An der Aushebelung der Marktgesetze wirkten aber auch die industriellen Unternehmer durch eine umfassende Kartellbildung mit, die mit der Notwendigkeit der Rationalisierung und damit der Steigerung der internationalen Wettbewerbsfähigkeit Deutschlands begründet wurde, tatsächlich aber vor allem den Wettbewerb im Innern zurückdrängte. Im Ergebnis führte die forcierte Rationalisierung zu beträchtlichen Überkapazitäten und schon vor Beginn der Großen Krise im Herbst 1929 zu hoher Arbeitslosigkeit: Die Zahl der verfügbaren Arbeitsuchenden bei den Arbeitsämtern lag im dritten Quartal 1929 bei 1,53 Millionen. Hilferdings Formel vom «organisierten Kapitalismus» erwies sich als Euphemismus: Es gibt gute Gründe, im Hinblick auf das Deutschland der Weimarer Republik von einem fehlorganisierten Kapitalismus zu sprechen.

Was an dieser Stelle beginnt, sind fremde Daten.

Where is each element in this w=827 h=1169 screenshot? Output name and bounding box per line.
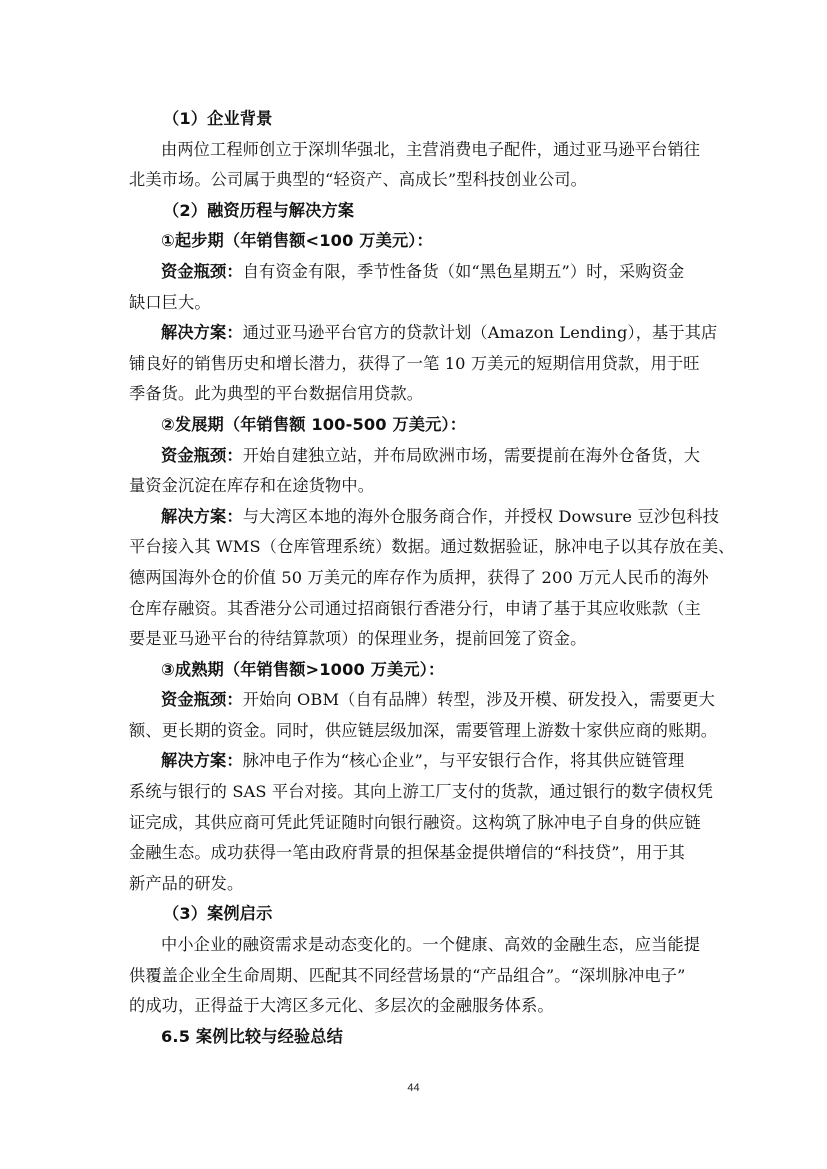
paragraph-line: 金融生态。成功获得一笔由政府背景的担保基金提供增信的“科技贷”，用于其 [129, 843, 685, 863]
paragraph-line [129, 685, 715, 716]
paragraph-line: 的成功，正得益于大湾区多元化、多层次的金融服务体系。 [129, 996, 554, 1016]
solution-label: 解决方案： [161, 323, 243, 343]
bottleneck-label: 资金瓶颈： [161, 690, 243, 710]
solution-label: 解决方案： [161, 506, 243, 526]
section-heading-insights: （3）案例启示 [163, 904, 273, 924]
paragraph-line: 仓库存融资。其香港分公司通过招商银行香港分行，申请了基于其应收账款（主 [129, 598, 701, 618]
section-heading-background: （1）企业背景 [163, 109, 273, 128]
paragraph-text: 自有资金有限，季节性备货（如“黑色星期五”）时，采购资金 [242, 261, 685, 281]
paragraph-line: 铺良好的销售历史和增长潜力，获得了一笔 10 万美元的短期信用贷款，用于旺 [129, 353, 700, 373]
section-heading-financing: （2）融资历程与解决方案 [163, 200, 355, 220]
paragraph-line: 证完成，其供应商可凭此凭证随时向银行融资。这构筑了脉冲电子自身的供应链 [129, 812, 701, 832]
paragraph-text: 脉冲电子作为“核心企业”，与平安银行合作，将其供应链管理 [242, 751, 685, 771]
paragraph-line [129, 746, 701, 777]
paragraph-line: 要是亚马逊平台的待结算款项）的保理业务，提前回笼了资金。 [129, 629, 587, 649]
stage-heading-growth: ②发展期（年销售额 100-500 万美元）： [161, 414, 467, 434]
paragraph-line: 由两位工程师创立于深圳华强北，主营消费电子配件，通过亚马逊平台销往 [161, 139, 701, 159]
paragraph-line [129, 257, 701, 288]
paragraph-text: 开始自建独立站，并布局欧洲市场，需要提前在海外仓备货，大 [242, 445, 701, 465]
paragraph-text: 通过亚马逊平台官方的贷款计划（Amazon Lending），基于其店 [242, 323, 718, 343]
paragraph-line: 中小企业的融资需求是动态变化的。一个健康、高效的金融生态，应当能提 [161, 935, 701, 955]
paragraph-text: 与大湾区本地的海外仓服务商合作，并授权 Dowsure 豆沙包科技 [242, 506, 720, 526]
solution-label: 解决方案： [161, 751, 243, 771]
paragraph-line: 季备货。此为典型的平台数据信用贷款。 [129, 384, 424, 404]
stage-heading-mature: ③成熟期（年销售额>1000 万美元）： [161, 659, 445, 679]
paragraph-line: 供覆盖企业全生命周期、匹配其不同经营场景的“产品组合”。“深圳脉冲电子” [129, 965, 686, 985]
bottleneck-label: 资金瓶颈： [161, 445, 243, 465]
paragraph-line: 德两国海外仓的价值 50 万美元的库存作为质押，获得了 200 万元人民币的海外 [129, 567, 709, 587]
paragraph-line: 额、更长期的资金。同时，供应链层级加深，需要管理上游数十家供应商的账期。 [129, 720, 718, 740]
bottleneck-label: 资金瓶颈： [161, 261, 243, 281]
paragraph-line: 系统与银行的 SAS 平台对接。其向上游工厂支付的货款，通过银行的数字债权凭 [129, 782, 714, 802]
page-number: 44 [407, 1082, 420, 1094]
paragraph-line [129, 441, 701, 472]
paragraph-line: 北美市场。公司属于典型的“轻资产、高成长”型科技创业公司。 [129, 170, 587, 190]
page-body [129, 104, 735, 1052]
paragraph-line: 量资金沉淀在库存和在途货物中。 [129, 476, 375, 496]
stage-heading-startup: ①起步期（年销售额<100 万美元）： [161, 231, 433, 251]
paragraph-line [129, 318, 718, 349]
paragraph-line: 缺口巨大。 [129, 292, 211, 312]
paragraph-line [129, 502, 720, 533]
paragraph-line: 平台接入其 WMS（仓库管理系统）数据。通过数据验证，脉冲电子以其存放在美、 [129, 537, 735, 557]
paragraph-text: 开始向 OBM（自有品牌）转型，涉及开模、研发投入，需要更大 [242, 690, 715, 710]
paragraph-line: 新产品的研发。 [129, 873, 244, 893]
section-heading-6-5: 6.5 案例比较与经验总结 [161, 1026, 343, 1046]
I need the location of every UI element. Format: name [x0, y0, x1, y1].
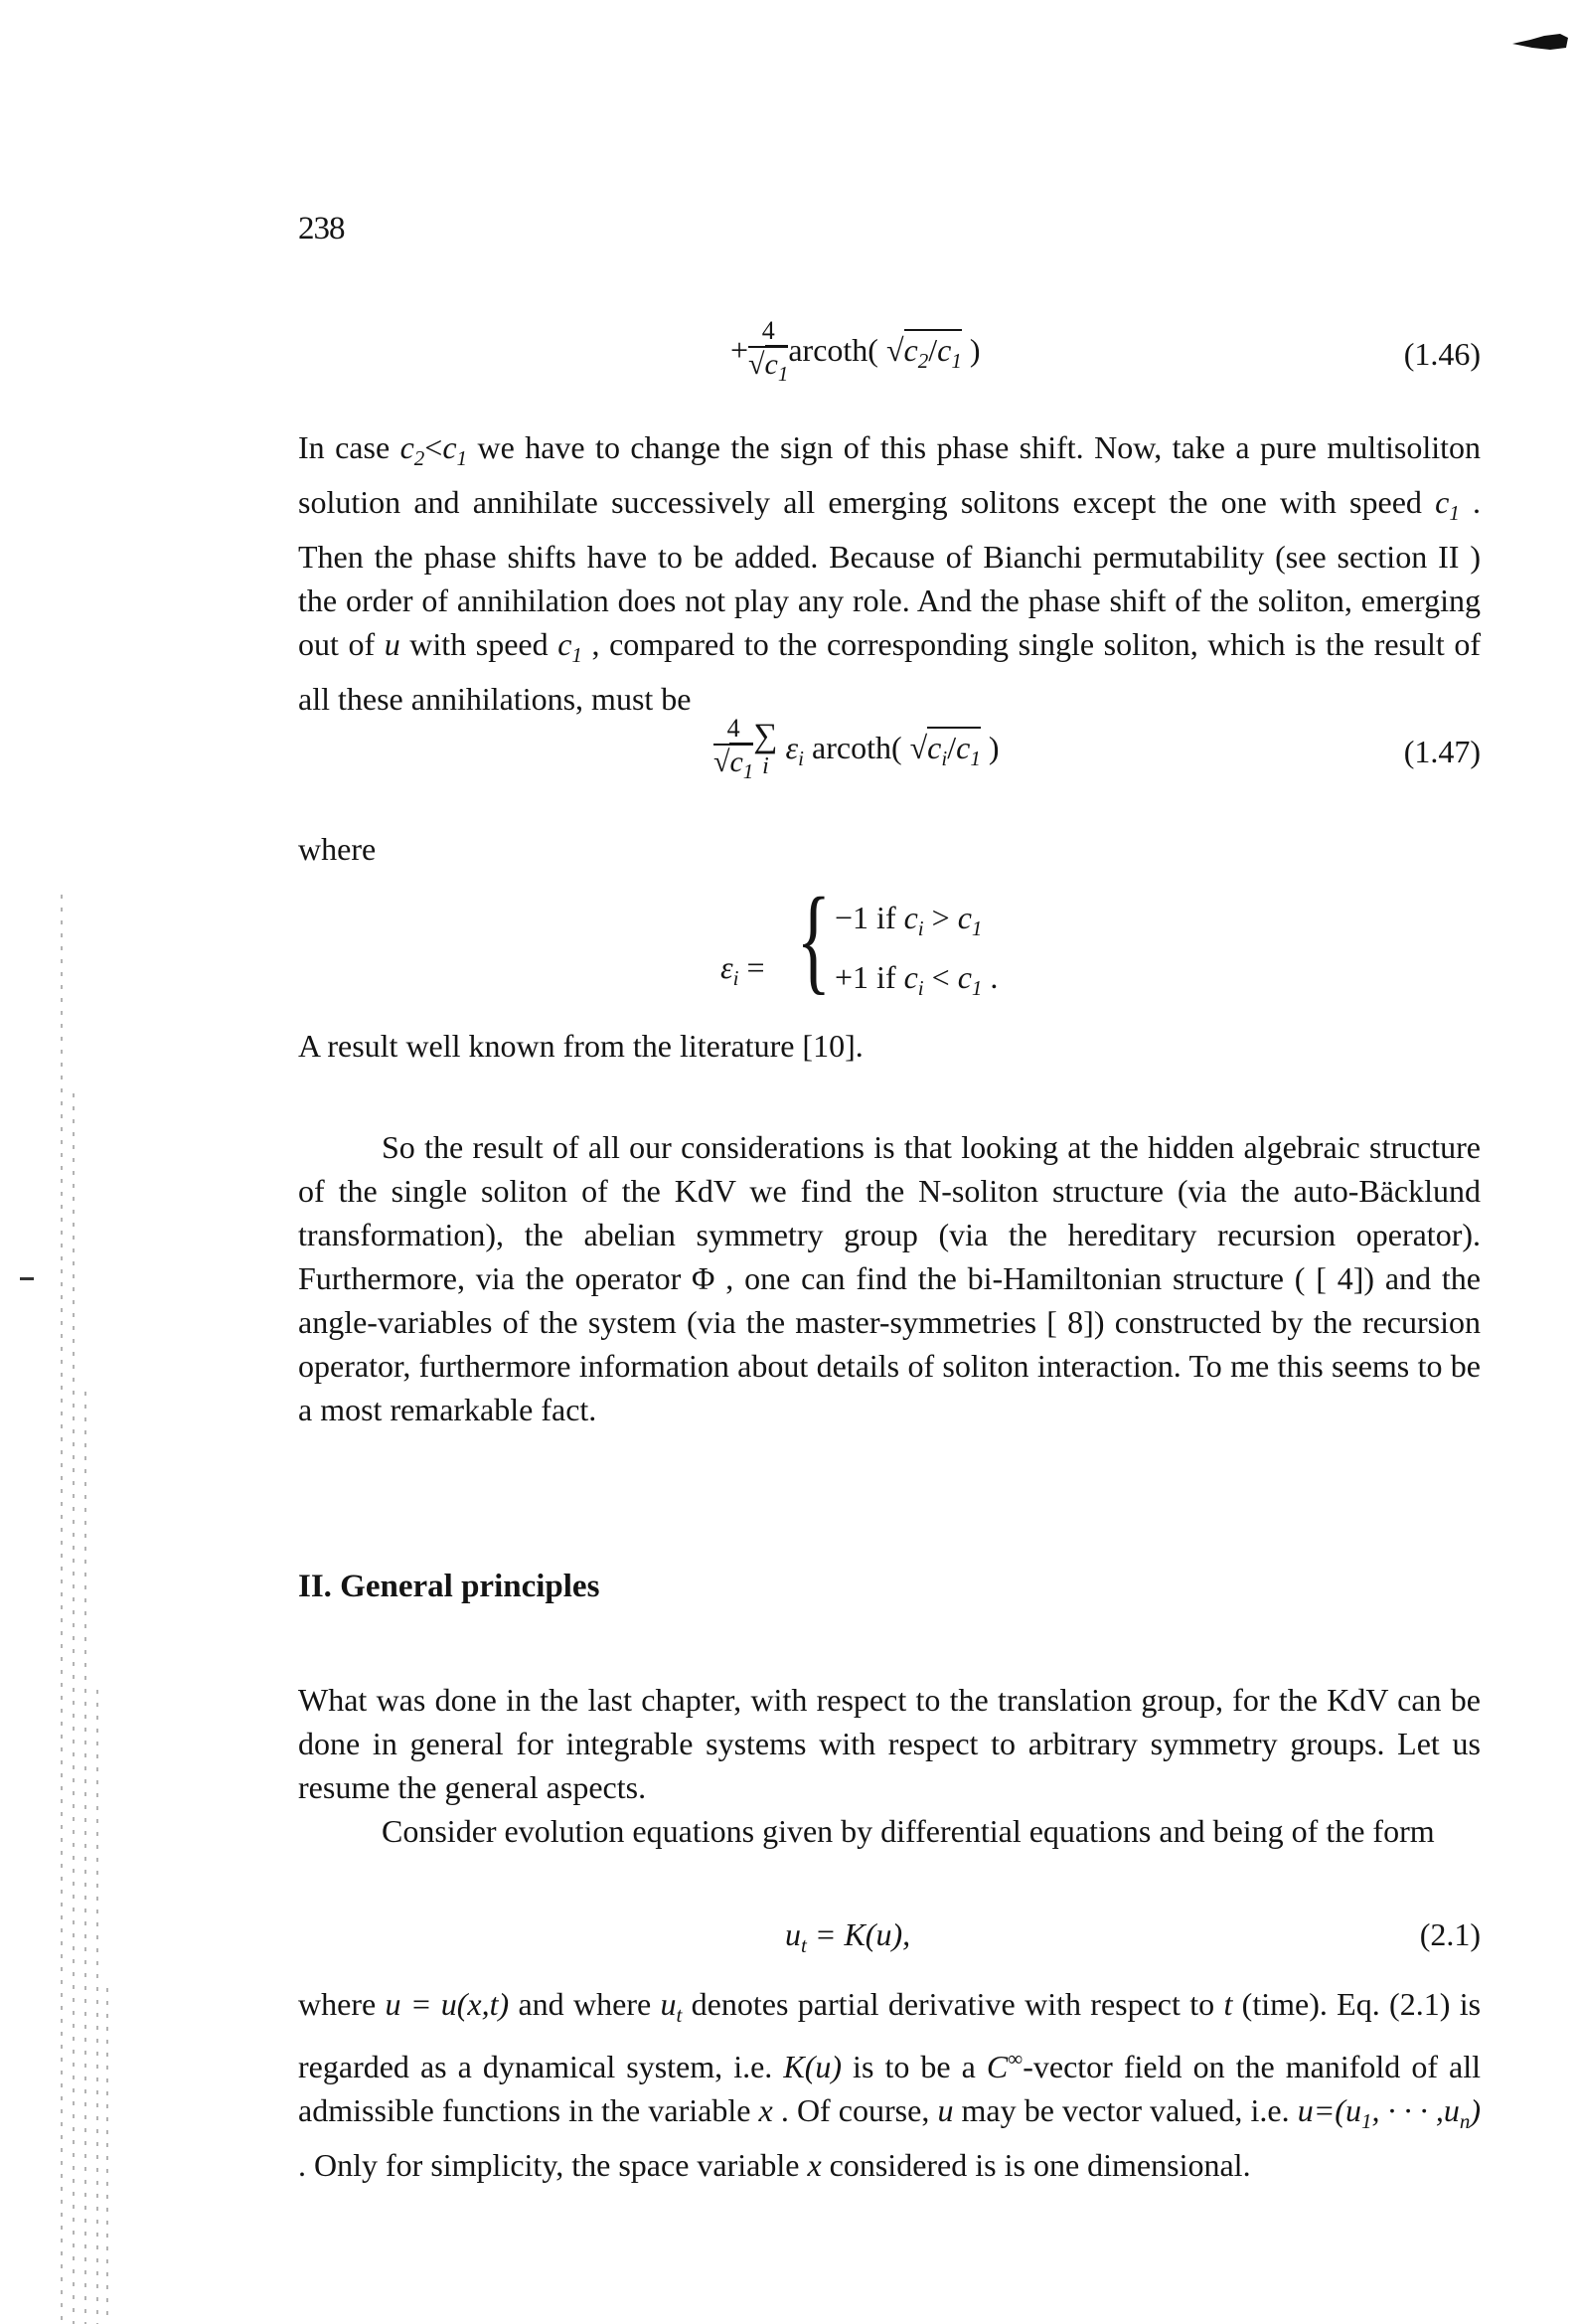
equation-number-2-1: (2.1) [1419, 1916, 1481, 1952]
paragraph-phase-shift: In case $c_2<c_1$ we have to change the sign of this phase shift. Now, take a pure multisoliton solution and annihilate successively all emerging solitons except the one with speed $c_1$ . Then the phase shifts have to be added. Because of Bianchi permutability (see section II ) the order of annihilation does not play any role. And the phase shift of the soliton, emerging out of u with speed $c_1$ , compared to the corresponding single soliton, which is the result of all these annihilations, must be [298, 429, 1482, 717]
paragraph-general-aspects: What was done in the last chapter, with respect to the translation group, for the KdV can be done in general for integrable systems with respect to arbitrary symmetry groups. Let us resume the general aspects. [298, 1682, 1481, 1805]
equation-1-46: + $\frac{4}{√c_1}$ arcoth( $√c_2/c_1$ ) [730, 316, 980, 391]
sqrt-argument: $c_i/c_1$ [927, 727, 981, 765]
page-number: 238 [298, 211, 345, 247]
cases-brace: { [796, 873, 832, 1005]
paragraph-conclusion: So the result of all our considerations is that looking at the hidden algebraic structure of the single soliton of the KdV we find the N-soliton structure (via the auto-Bäcklund transformation), the abelian symmetry group (via the hereditary recursion operator). Furthermore, via the operator Φ , one can find the bi-Hamiltonian structure ( [ 4]) and the angle-variables of the system (via the master-symmetries [ 8]) constructed by the recursion operator, furthermore information about details of soliton interaction. To me this seems to be a most remarkable fact. [298, 1129, 1481, 1427]
margin-dash-mark [20, 1277, 34, 1280]
equation-2-1: $u_t = K(u)$, [785, 1916, 911, 1957]
scan-speck-mark [1510, 30, 1570, 54]
fraction: $\frac{4}{√c_1}$ [748, 316, 789, 386]
section-heading: II. General principles [298, 1569, 600, 1604]
case-less: +1 if $c_i < c_1$ . [835, 959, 999, 1000]
binding-edge-shadow [40, 895, 119, 2324]
equation-number-1-47: (1.47) [1403, 734, 1481, 769]
sqrt-argument: $c_2/c_1$ [904, 329, 962, 368]
summation: ∑ i [753, 717, 778, 779]
paragraph-evolution-equations: Consider evolution equations given by differential equations and being of the form [382, 1813, 1435, 1849]
equation-1-47: $\frac{4}{√c_1}$ ∑ i $\varepsilon_i$ arcoth( $√c_i/c_1$ ) [713, 714, 999, 788]
where-label: where [298, 831, 377, 867]
literature-reference-line: A result well known from the literature [10]. [298, 1028, 864, 1064]
epsilon-definition: $\varepsilon_i$ = [720, 949, 765, 990]
paragraph-dynamical-system: where u = u(x,t) and where $u_t$ denotes partial derivative with respect to t (time). Eq. (2.1) is regarded as a dynamical system, i.e. K(u) is to be a C∞-vector field on the manifold of all admissible functions in the variable x . Of course, u may be vector valued, i.e. $u=(u_1$, · · · $,u_n$) . Only for simplicity, the space variable x considered is is one dimensional. [298, 1986, 1482, 2183]
equation-number-1-46: (1.46) [1403, 336, 1481, 372]
fraction: $\frac{4}{√c_1}$ [713, 714, 754, 783]
case-greater: −1 if $c_i > c_1$ [835, 900, 983, 940]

Politisch begann die Zeit der «relativen Stabilisierung» der Weimarer Republik mit einem Ereignis, das eher auf Instabilität hindeutete: den Reichstagswahlen vom 4. Mai 1924. Sie brachten den Radikalen von rechts und links starke Gewinne und den meisten gemäßigten Parteien große Verluste. Die monarchistischen Deutschnationalen, die im Wahlkampf vor allem die inflationsgeschädigten Teile der Mittelschichten angesprochen hatten, steigerten ihren Stimmenanteil gegenüber der vorangegangenen Wahl vom Juni 1920 von 15,1 auf 19,5 Prozent. Sie wurden damit zur stärksten bürgerlichen Partei und zur zweitstärksten Partei überhaupt. Die mit den führerlosen Nationalsozialisten verbündete Deutschvölkische Freiheitspartei erzielte auf Anhieb 6,5 Prozent. Über ein Viertel der deutschen Wähler hatte sich damit für die antirepublikanische Rechte entschieden.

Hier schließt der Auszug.